Codziennie jak idę na uczelnie, muszę mijać pewien parking. Wszystko by było ok, gdyby nie fakt że cały jest zawalony błotem. Przejścia obok nie ma, bo akurat remontują całą ulicę i jest jebczy rów i brak chodnika. Ta sytuacja trwa już z pół roku i nie zanosi się aby przez następne pół cokolwiek miało się zmienić. W lecie jest jeszcze ok bo wszystko wyschnięte i co najwyżej się trochę zakurzą buty, a w zimie całe oblodzone to też całkiem ok da się przejść, ale na wiosnę czy jesień to ja pierdole, jak bym z okopów wyszedł. Jak idę w białych butach, a więcej par nie mam, to po przyjściu na uczelnie całe są zajebane na czarno i wyglądam jak brudas co nie potrafi butów doczyścić.
31
49
No mnie też to wkurwia takie coś, ale jest na to sposób.Bowiem przed parkingiem zmieniaj buty na kalosze.A jak już przejdziesz przez te wydmy zmień na adidasy.Kalosze zostaw u portiera albo w sekretariacie.

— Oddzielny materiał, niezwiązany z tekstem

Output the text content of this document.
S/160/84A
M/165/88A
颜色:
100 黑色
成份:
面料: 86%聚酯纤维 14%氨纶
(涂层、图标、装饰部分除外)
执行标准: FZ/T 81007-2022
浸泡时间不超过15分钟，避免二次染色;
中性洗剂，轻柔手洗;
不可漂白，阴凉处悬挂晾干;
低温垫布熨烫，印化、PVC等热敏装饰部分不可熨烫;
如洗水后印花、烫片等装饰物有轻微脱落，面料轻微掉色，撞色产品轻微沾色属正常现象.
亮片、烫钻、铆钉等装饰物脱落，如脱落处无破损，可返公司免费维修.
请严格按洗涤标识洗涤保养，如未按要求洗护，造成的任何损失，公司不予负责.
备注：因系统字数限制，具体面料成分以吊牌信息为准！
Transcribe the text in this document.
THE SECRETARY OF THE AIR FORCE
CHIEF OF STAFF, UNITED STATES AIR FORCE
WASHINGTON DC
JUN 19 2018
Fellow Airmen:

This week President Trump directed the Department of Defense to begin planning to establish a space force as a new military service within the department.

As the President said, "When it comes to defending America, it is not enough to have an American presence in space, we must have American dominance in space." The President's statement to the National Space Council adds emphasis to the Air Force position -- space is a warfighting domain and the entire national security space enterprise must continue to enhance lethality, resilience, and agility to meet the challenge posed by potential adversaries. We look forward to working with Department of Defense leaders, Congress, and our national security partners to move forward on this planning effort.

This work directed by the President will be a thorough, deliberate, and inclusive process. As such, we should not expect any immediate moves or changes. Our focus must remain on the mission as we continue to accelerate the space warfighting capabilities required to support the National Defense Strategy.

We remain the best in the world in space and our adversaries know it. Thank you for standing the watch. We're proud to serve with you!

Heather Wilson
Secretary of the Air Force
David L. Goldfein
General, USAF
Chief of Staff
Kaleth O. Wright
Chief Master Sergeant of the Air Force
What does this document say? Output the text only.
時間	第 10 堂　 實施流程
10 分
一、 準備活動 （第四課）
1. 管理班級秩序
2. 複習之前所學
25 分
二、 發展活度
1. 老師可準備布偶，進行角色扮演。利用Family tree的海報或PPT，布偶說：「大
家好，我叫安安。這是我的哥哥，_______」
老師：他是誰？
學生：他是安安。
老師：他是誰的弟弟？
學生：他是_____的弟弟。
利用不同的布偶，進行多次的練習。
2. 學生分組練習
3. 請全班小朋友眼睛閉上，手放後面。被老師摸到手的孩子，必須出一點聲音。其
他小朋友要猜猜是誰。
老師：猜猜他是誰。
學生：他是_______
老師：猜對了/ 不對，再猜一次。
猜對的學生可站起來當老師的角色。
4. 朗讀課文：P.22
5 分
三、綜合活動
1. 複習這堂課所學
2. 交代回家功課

adminie zlituj sie, co to kurwa jest za wkurw zeby go tu dodawac:@
kup sobie jebane kalosze
no straszne, jakby nie można było wyjść kilka minut wcześniej i zrobić sobie mały „objazd”.
Kup gumowce!
Zawracasz odbyt. Weź, czytać się nie chce.
To kup czarne…
Kup sobie gumofilce. Albo wodery.
zakładaj stare trampki na czas przechodzenia przez parking.
Załóż se kurwa worki na buty, takie ze szpitala, a nie jęcz.
bo chodzi o to,żeby nie wpaść w błoto
ale z Ciebie laluś
moi mili, nie wiecie jak to jest, popierdalacie po czystych chodniczkach w mieście i wam się nie śni jak coś takiego wkurwia. Każdy z was jak zobaczy gościa w ujebanych butach wydmie swoje karminowe usteczka w pogardzie. To tak jakbym wam drogie chujanki i chujanie kazał przejść przez trawnik w psich kupach. wkurwicie się co, nie?
Z tego co słyszałem przez ten parking ma przepływać prom 🙂
@10 dobra porada. A propo to lubię facetów z czystymi, białymi bucikami.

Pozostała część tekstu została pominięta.